I have been involved in magnetosphere physics throughout my career. Since the Pioneer flybys and the discovery by Yuri Mekler, Irena Kupo and myself of the Io plasma torus from the ground in 1975 I have focused my attention on the magnetospheres of the outer planets. In fact, I also did a bit of Jupiter radiophysics in the 1970's with Mel Goldstein and with a graduate student, Margalit Ben-Ari. In 1977, I was invited to join the Voyager Plasma Science (PLS) team and since then have enjoyed a great ride on a spacecraft. I had the privilege of participating in the Voyager 2 encounter with Jupiter, both Voyager encounters with Saturn and the Voyager 2 encounters with Uranus and Neptune. During this time, I also had the fun of collaborating with George Siscoe, Charlie Kennel, Marcia Neugebauer, John Richardson and the MIT PLS team led during the early years by the late and sorely missed Herb Bridge and more recently by John Belcher. I had a BSF grant for PLS studies with John from 1989 to 1992 and and GIF grants with Vytenis Vasyliunas from 1993 through 1995 and from 1998 through 2001.. The collaborations are still going on. The students who have worked on planetary magnetospheres with me in one aspect of the other include Margalit Ben Ari, Ron Schreier, Zameret Gan Baruch and Irena Ruvinsky

. In 1996, I was invited to join Don Williams' team that had the Energetic Particle Detector (EPD) on board the Galileo Jupiter Orbiter. I spent a year, 1996-97 at the Applied Physics Laboratory of Johns Hopkins University in Laurel MD working with the EPD data. The collaboration has continued with various lab members to the present day.

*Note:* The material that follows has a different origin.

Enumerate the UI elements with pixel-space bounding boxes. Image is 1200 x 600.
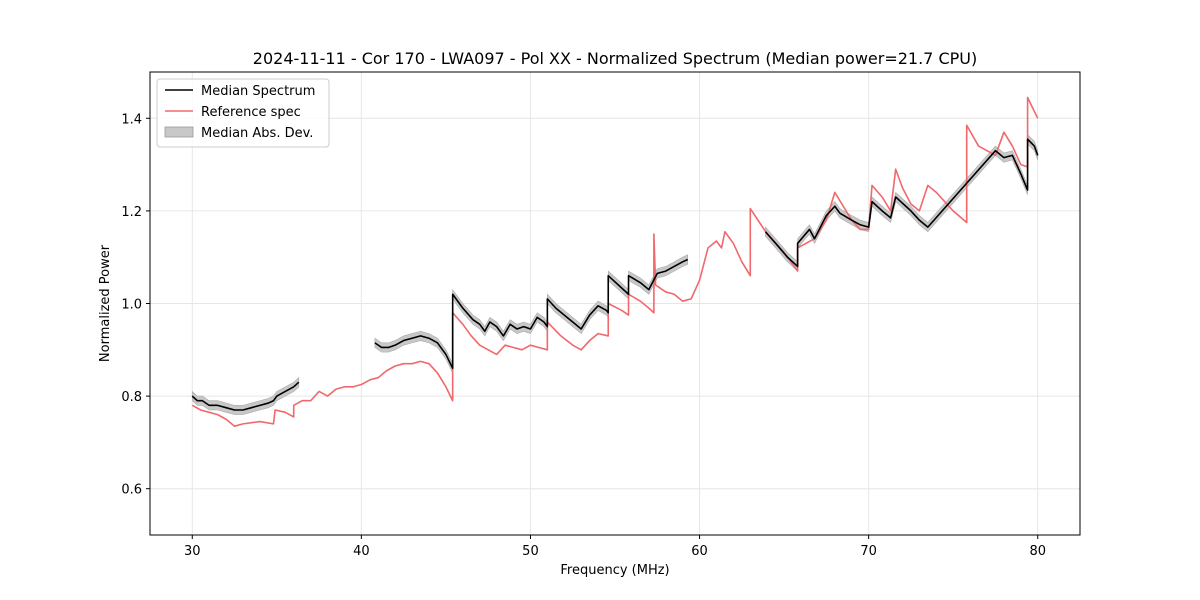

After Galileo went to its demise in the atmosphere of Jupiter, my spacecraft hitchhiking took a new turn and after the Cassini Orbiter arrived at Saturn in the summer of 2004, I was asked to join the Plasma Spectrometer (CAPS) team. Saturn is an old love from Voyager days and it is a pleasure to be working again with fresh data from there. In 1999-2001, I did some Saturn studies with Melissa McGrath,John Richardson, Vytenis Vasyliunas and others by means of Hubble Space Telescope data that had come into the public domain.